Know what's even more unnerving? In the course of looking up something else recently, I discovered that certain unwelcome robots have been sending enormously long cookies-- to a site they've never visited before, and which rarely uses cookies at all apart from (optional) piwik. I guess the idea is that if a WP site thinks you've been there before, it will let you see more stuff. But, hey, if they're going to go sending cookies that I never set, that's just one more way to block 'em ;)

dstiles

6:45 pm on Sep 2, 2015 (gmt 0)

WebmasterWorld Senior Member 10+ Year Member Top Contributors Of The Month



example3.com was the site on my server - same for all example domains in my examples. Is that really a "return to page..." in the referer?

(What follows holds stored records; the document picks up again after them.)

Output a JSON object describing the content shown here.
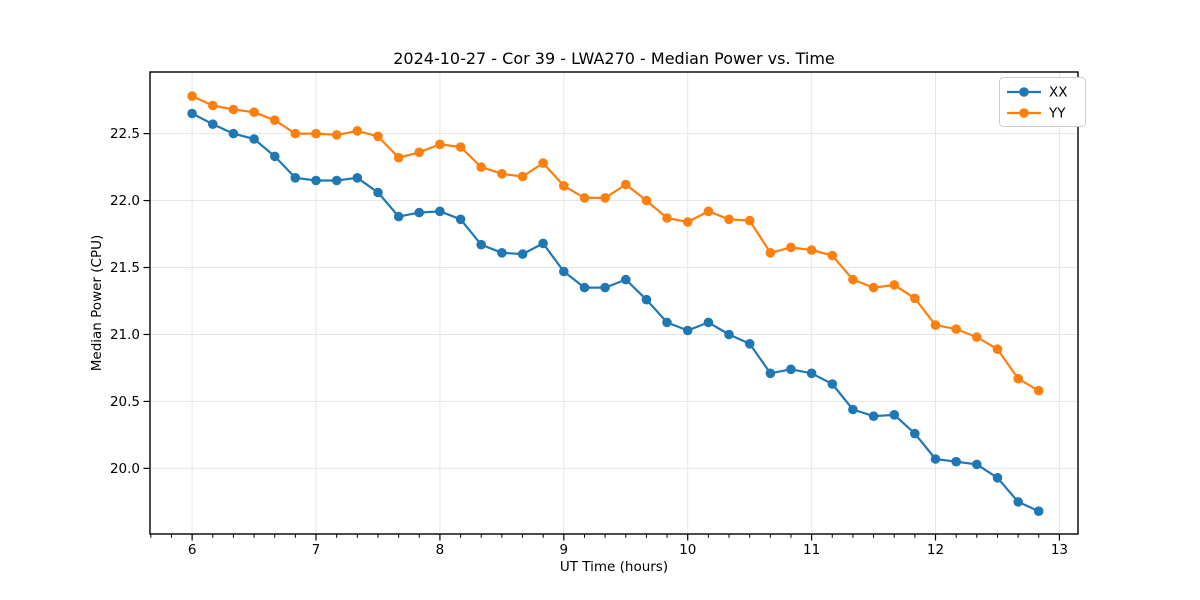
{
  "chart_data": {
    "type": "line",
    "title": "2024-10-27 - Cor 39 - LWA270 - Median Power vs. Time",
    "xlabel": "UT Time (hours)",
    "ylabel": "Median Power (CPU)",
    "xlim": [
      5.66,
      13.15
    ],
    "ylim": [
      19.51,
      22.96
    ],
    "x_ticks": [
      6,
      7,
      8,
      9,
      10,
      11,
      12,
      13
    ],
    "x_tick_labels": [
      "6",
      "7",
      "8",
      "9",
      "10",
      "11",
      "12",
      "13"
    ],
    "x_minor_tick_step_hours": 0.16667,
    "y_ticks": [
      20.0,
      20.5,
      21.0,
      21.5,
      22.0,
      22.5
    ],
    "y_tick_labels": [
      "20.0",
      "20.5",
      "21.0",
      "21.5",
      "22.0",
      "22.5"
    ],
    "grid": true,
    "legend_position": "upper right",
    "marker": "o",
    "colors": {
      "XX": "#1f77b4",
      "YY": "#ff7f0e",
      "grid": "#e6e6e6",
      "spine": "#000000",
      "legend_border": "#cccccc",
      "text": "#000000"
    },
    "x": [
      6.0,
      6.167,
      6.333,
      6.5,
      6.667,
      6.833,
      7.0,
      7.167,
      7.333,
      7.5,
      7.667,
      7.833,
      8.0,
      8.167,
      8.333,
      8.5,
      8.667,
      8.833,
      9.0,
      9.167,
      9.333,
      9.5,
      9.667,
      9.833,
      10.0,
      10.167,
      10.333,
      10.5,
      10.667,
      10.833,
      11.0,
      11.167,
      11.333,
      11.5,
      11.667,
      11.833,
      12.0,
      12.167,
      12.333,
      12.5,
      12.667,
      12.833
    ],
    "series": [
      {
        "name": "XX",
        "color_key": "XX",
        "values": [
          22.65,
          22.57,
          22.5,
          22.46,
          22.33,
          22.17,
          22.15,
          22.15,
          22.17,
          22.06,
          21.88,
          21.91,
          21.92,
          21.86,
          21.67,
          21.61,
          21.6,
          21.68,
          21.47,
          21.35,
          21.35,
          21.41,
          21.26,
          21.09,
          21.03,
          21.09,
          21.0,
          20.93,
          20.71,
          20.74,
          20.71,
          20.63,
          20.44,
          20.39,
          20.4,
          20.26,
          20.07,
          20.05,
          20.03,
          19.93,
          19.75,
          19.68
        ]
      },
      {
        "name": "YY",
        "color_key": "YY",
        "values": [
          22.78,
          22.71,
          22.68,
          22.66,
          22.6,
          22.5,
          22.5,
          22.49,
          22.52,
          22.48,
          22.32,
          22.36,
          22.42,
          22.4,
          22.25,
          22.2,
          22.18,
          22.28,
          22.11,
          22.02,
          22.02,
          22.12,
          22.0,
          21.87,
          21.84,
          21.92,
          21.86,
          21.85,
          21.61,
          21.65,
          21.63,
          21.59,
          21.41,
          21.35,
          21.37,
          21.27,
          21.07,
          21.04,
          20.98,
          20.89,
          20.67,
          20.58
        ]
      }
    ]
  }
}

I only set Temp (Session) cookies on IIS but some of those are amazingly long. I would like to dispense with cookies completely but some sites need state information and that's the only way, thanks to the amazingly stupid way web protocol was originally designed. In general I don't bother to look at cookies, though, so I can't comment on bot cookies.

lucy24

7:28 pm on Sep 2, 2015 (gmt 0)

WebmasterWorld Senior Member 10+ Year Member Top Contributors Of The Month



Is that really a "return to page..." in the referer?

I pasted the entire referer (from http through page.asp) into my browser's address bar. The "return to page" part is the second line in Google's minimalist "Redirect" response screen. You can try it for yourself ;) (harmless, since all you get is a google page)

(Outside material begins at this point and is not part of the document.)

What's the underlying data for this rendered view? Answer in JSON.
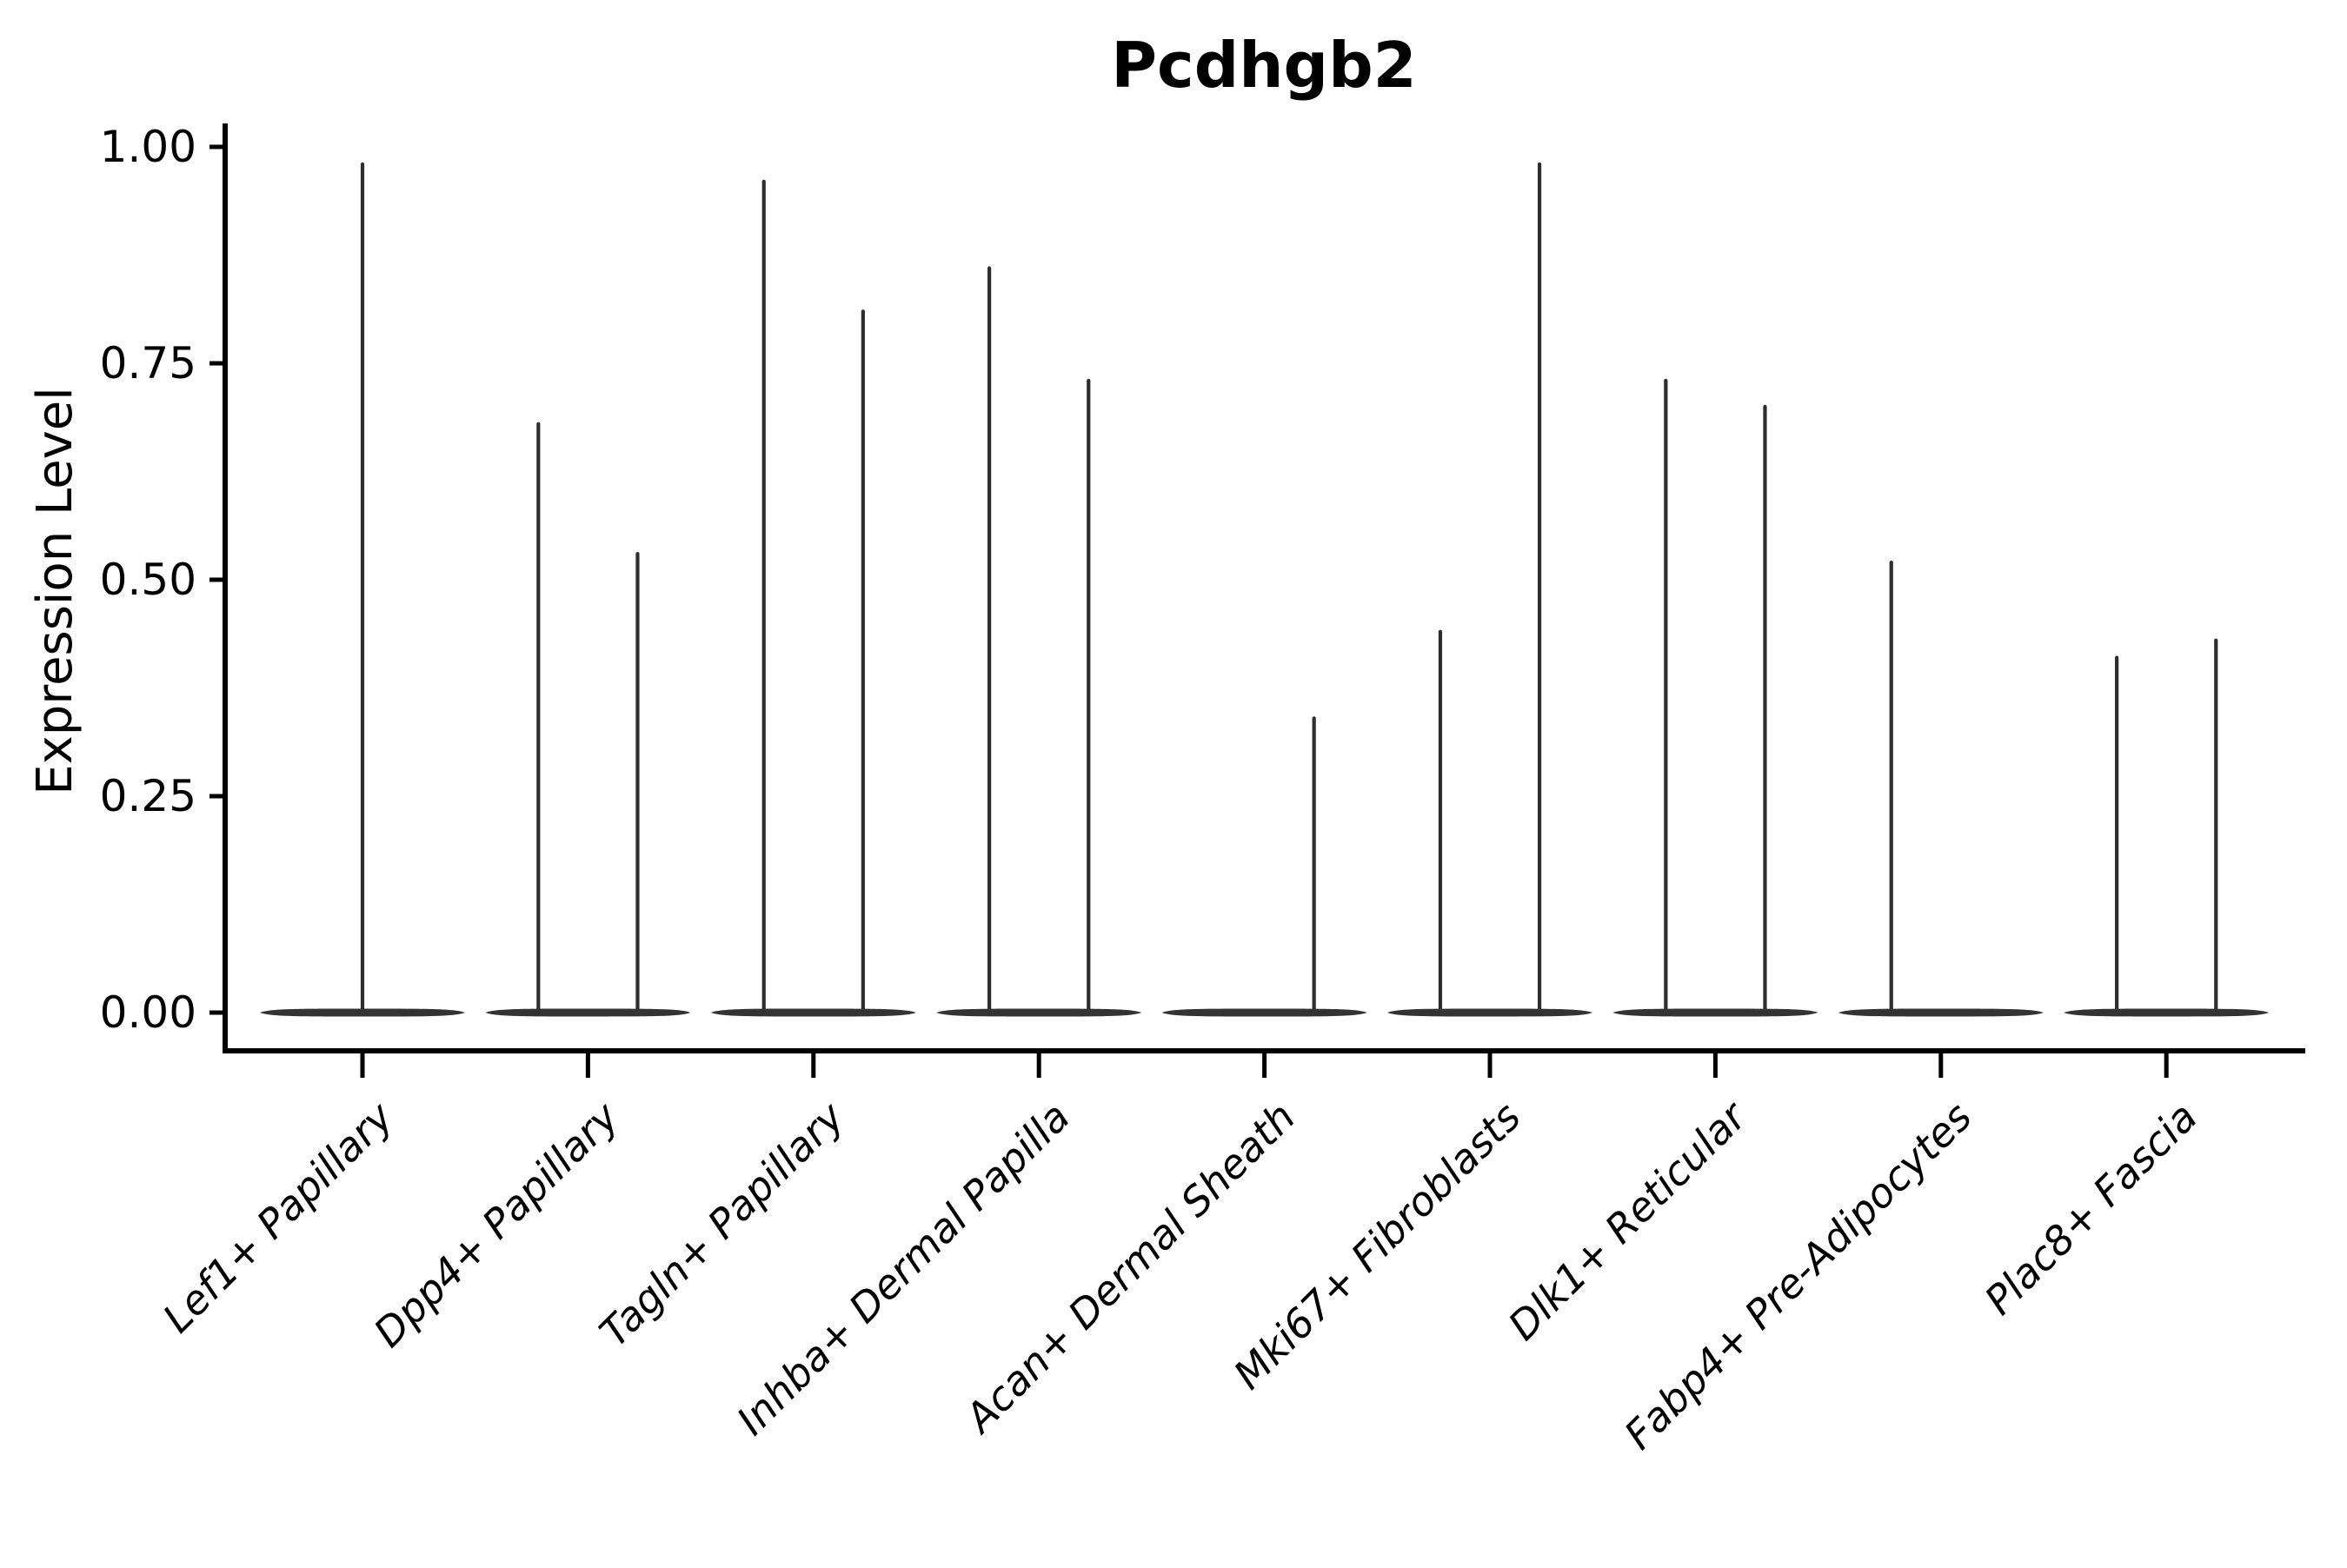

I can't comment on bot cookies

It was news to me too, but prompted me to add
RewriteCond %{HTTP_COOKIE} .
RewriteCond %{HTTP_COOKIE} !^(goodcookie|othergoodcookie|finalgoodcookie)
RewriteRule (^|\.html|/)$ - [F]
Unfortunately I can't figure out how to put in a lockout for null cookies, where they send the header but it's empty-- another robotic behavior.

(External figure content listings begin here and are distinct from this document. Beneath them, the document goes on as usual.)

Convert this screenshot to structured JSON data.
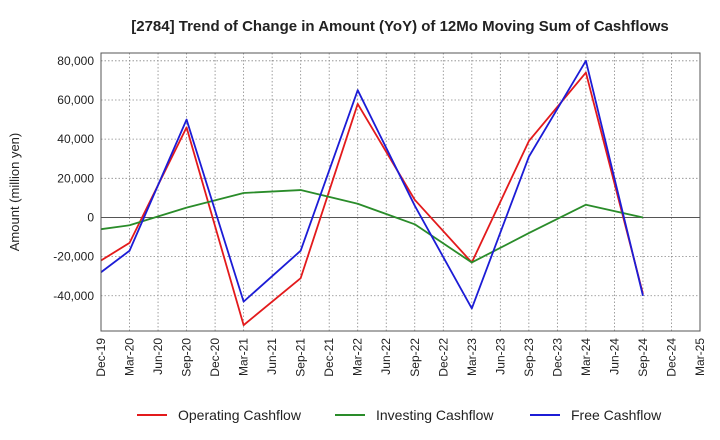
{
  "chart_data": {
    "type": "line",
    "title": "[2784]  Trend of Change in Amount (YoY) of 12Mo Moving Sum of Cashflows",
    "xlabel": "",
    "ylabel": "Amount (million yen)",
    "ylim": [
      -58000,
      84000
    ],
    "yticks": [
      80000,
      60000,
      40000,
      20000,
      0,
      -20000,
      -40000
    ],
    "ytick_labels": [
      "80,000",
      "60,000",
      "40,000",
      "20,000",
      "0",
      "-20,000",
      "-40,000"
    ],
    "categories": [
      "Dec-19",
      "Mar-20",
      "Jun-20",
      "Sep-20",
      "Dec-20",
      "Mar-21",
      "Jun-21",
      "Sep-21",
      "Dec-21",
      "Mar-22",
      "Jun-22",
      "Sep-22",
      "Dec-22",
      "Mar-23",
      "Jun-23",
      "Sep-23",
      "Dec-23",
      "Mar-24",
      "Jun-24",
      "Sep-24",
      "Dec-24",
      "Mar-25"
    ],
    "grid": true,
    "legend_position": "bottom",
    "series": [
      {
        "name": "Operating Cashflow",
        "color": "#e31a1c",
        "values": [
          -22000,
          -13000,
          null,
          46000,
          null,
          -55000,
          null,
          -31000,
          null,
          58000,
          null,
          9000,
          null,
          -23000,
          null,
          39000,
          null,
          74000,
          null,
          -39000,
          null,
          null
        ]
      },
      {
        "name": "Investing Cashflow",
        "color": "#2a8c2a",
        "values": [
          -6000,
          -4000,
          null,
          5000,
          null,
          12500,
          null,
          14000,
          null,
          7000,
          null,
          -3500,
          null,
          -23000,
          null,
          -8000,
          null,
          6500,
          null,
          0,
          null,
          null
        ]
      },
      {
        "name": "Free Cashflow",
        "color": "#1c1cd6",
        "values": [
          -28000,
          -17000,
          null,
          50000,
          null,
          -43000,
          null,
          -17000,
          null,
          65000,
          null,
          6000,
          null,
          -46500,
          null,
          31000,
          null,
          80000,
          null,
          -40000,
          null,
          null
        ]
      }
    ]
  }
}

If you're suspicious of super-long referers, you could say something like
RewriteCond {HTTP_REFERER} .{255,}

where 255 is your minimum unacceptable length. I don't remember mod_rewrite's exact syntax for the {a,b} construction, though I should because I once experimented on that very point. I don't suppose {255,65536} would hurt.

dstiles

6:55 pm on Sep 3, 2015 (gmt 0)

WebmasterWorld Senior Member 10+ Year Member Top Contributors Of The Month



> harmless, since all you get is a google page

Oh, come on, Lucy - it's google, of course it's not harmless! :)

If that domain/page is a return page, how come it's in the first access of a fresh referer straight from an SE page? Looks very dodgy to me.

Isn't an empty field check just ^$ - of course not or you would have used it! :) I'm going on regex, of course, since sadly I do not have a linux web server.

lucy24

6:42 pm on Sep 4, 2015 (gmt 0)

WebmasterWorld Senior Member 10+ Year Member Top Contributors Of The Month



Looks very dodgy to me.

I know from past experimentation that you can paste the URL from a SERP into a different browser, and it will behave exactly as if you'd done the searching in that second browser. For that matter, you can do the same thing with WebmasterWorld links ;)

Isn't an empty field check just ^$

Or !. ("no content") as the case may be. But that would also return "true" if the field was absent entirely. In the case of a User-Agent header it's a distinction without a difference-- that is, we don't care if the header is empty or absent, because it's no good either way. But in the case of cookies it's perfectly legitimate for a request to send no cookie header at all; it's only when they send an empty one that it's hinky.